PLEASANTON -- For Sandra Harrison Kay, writing isn't a job. It's something she has always done just for the love of it, sometimes involuntarily.
Kay's prolific writing has earned her a number of local fans, including the City of Pleasanton, which last month named her the city's poet laureate.
"If it shows up (in my thoughts), then I write it down," said Kay, 47. "It's an instinct for me. No matter what form the story takes, it tells me. I don't tell it."
Kay, the mother of a 16-year-old daughter and 13-year-old son, has penned poetry for as long as she can remember. But it wasn't until she started blogging in 2006 that she found the medium that's best for her.
"The less rules and regulations I have to follow, the more it just flows out of me," she said, laughing. "They haven't been able to shut me up since."
Visitors to those sites will find Kay's musings in nearly every literary form: poems, short stories, essays, book and film reviews and observations about daily life. All are written in Kay's engaging style, with a tone that can range quickly from whimsical and breezy to dark and frank.
A former Hayward resident and graduate of San Lorenzo High, Kay said she has tried every style of writing except for a novel. "Maybe one day, huh?" she said.
She has self-published a collection of poems titled "Beautiful Fish." Kay handcrafted each of its 100 copies and sold every one.
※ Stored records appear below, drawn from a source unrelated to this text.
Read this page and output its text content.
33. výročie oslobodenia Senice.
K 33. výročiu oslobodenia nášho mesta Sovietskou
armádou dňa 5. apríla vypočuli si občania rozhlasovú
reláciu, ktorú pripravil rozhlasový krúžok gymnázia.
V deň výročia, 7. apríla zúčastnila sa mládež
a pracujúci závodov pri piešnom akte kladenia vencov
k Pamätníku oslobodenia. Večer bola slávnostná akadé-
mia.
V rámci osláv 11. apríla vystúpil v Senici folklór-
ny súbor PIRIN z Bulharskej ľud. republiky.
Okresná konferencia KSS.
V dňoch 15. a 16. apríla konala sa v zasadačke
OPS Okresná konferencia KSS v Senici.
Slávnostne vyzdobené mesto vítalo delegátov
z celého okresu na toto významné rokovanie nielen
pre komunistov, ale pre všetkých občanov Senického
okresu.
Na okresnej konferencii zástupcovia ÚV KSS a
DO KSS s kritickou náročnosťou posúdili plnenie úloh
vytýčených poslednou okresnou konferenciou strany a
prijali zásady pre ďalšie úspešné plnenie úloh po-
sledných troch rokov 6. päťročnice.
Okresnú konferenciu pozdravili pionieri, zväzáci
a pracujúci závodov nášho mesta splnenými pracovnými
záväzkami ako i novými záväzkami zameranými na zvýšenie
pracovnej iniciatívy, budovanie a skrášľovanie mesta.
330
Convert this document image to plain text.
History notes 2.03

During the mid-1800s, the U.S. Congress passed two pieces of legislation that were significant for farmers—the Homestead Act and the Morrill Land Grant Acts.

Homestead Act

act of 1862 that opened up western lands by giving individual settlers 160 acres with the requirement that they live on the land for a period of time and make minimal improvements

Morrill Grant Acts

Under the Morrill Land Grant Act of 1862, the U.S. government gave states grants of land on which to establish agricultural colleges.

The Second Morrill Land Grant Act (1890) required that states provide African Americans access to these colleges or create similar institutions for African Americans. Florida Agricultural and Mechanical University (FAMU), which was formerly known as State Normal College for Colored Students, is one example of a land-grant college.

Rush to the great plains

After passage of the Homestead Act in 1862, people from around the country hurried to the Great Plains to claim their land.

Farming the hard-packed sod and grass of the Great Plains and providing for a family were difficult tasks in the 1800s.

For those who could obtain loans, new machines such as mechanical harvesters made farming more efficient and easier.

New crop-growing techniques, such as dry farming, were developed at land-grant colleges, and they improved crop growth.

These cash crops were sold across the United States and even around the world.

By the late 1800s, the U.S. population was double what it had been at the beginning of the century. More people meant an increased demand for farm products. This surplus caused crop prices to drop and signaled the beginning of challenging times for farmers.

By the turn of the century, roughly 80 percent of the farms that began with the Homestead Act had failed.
She also has had work published in anthology books such as "Livermore Wine Country Literary Harvest," and "4th Street Studio's Saturday Salon Literary Harvest."
Charlotte Severin, a Pleasanton visual artist and longtime art teacher, nominated Kay for the poet laureate position. She said Kay's warm personality, along with her strong writing, makes her a great fit for the job.
"It entails bringing art to the public, and to the schools, showing children the value of being creative with your thoughts," she said. "And Sandra's blog is hilarious. She has a wonderful sense of humor."
Kay said her first goal is to unite the city's disparate groups of poets and writers. She plans to introduce herself to those organizations and create a database of authors and artists.
She then envisions inviting the community to events offering a variety of art forms -- music, dance, poetry and other spoken word, using Pleasanton's Firehouse Arts Center as a home base. The different arts groups "are pretty splintered in that they all meet around town on various nights, instead of having one big community, which is what I tend to love," Kay said.
She added: "I want to find out all I can about Pleasanton's poets. Where are they? What are they doing? And how can we go shake up the world?"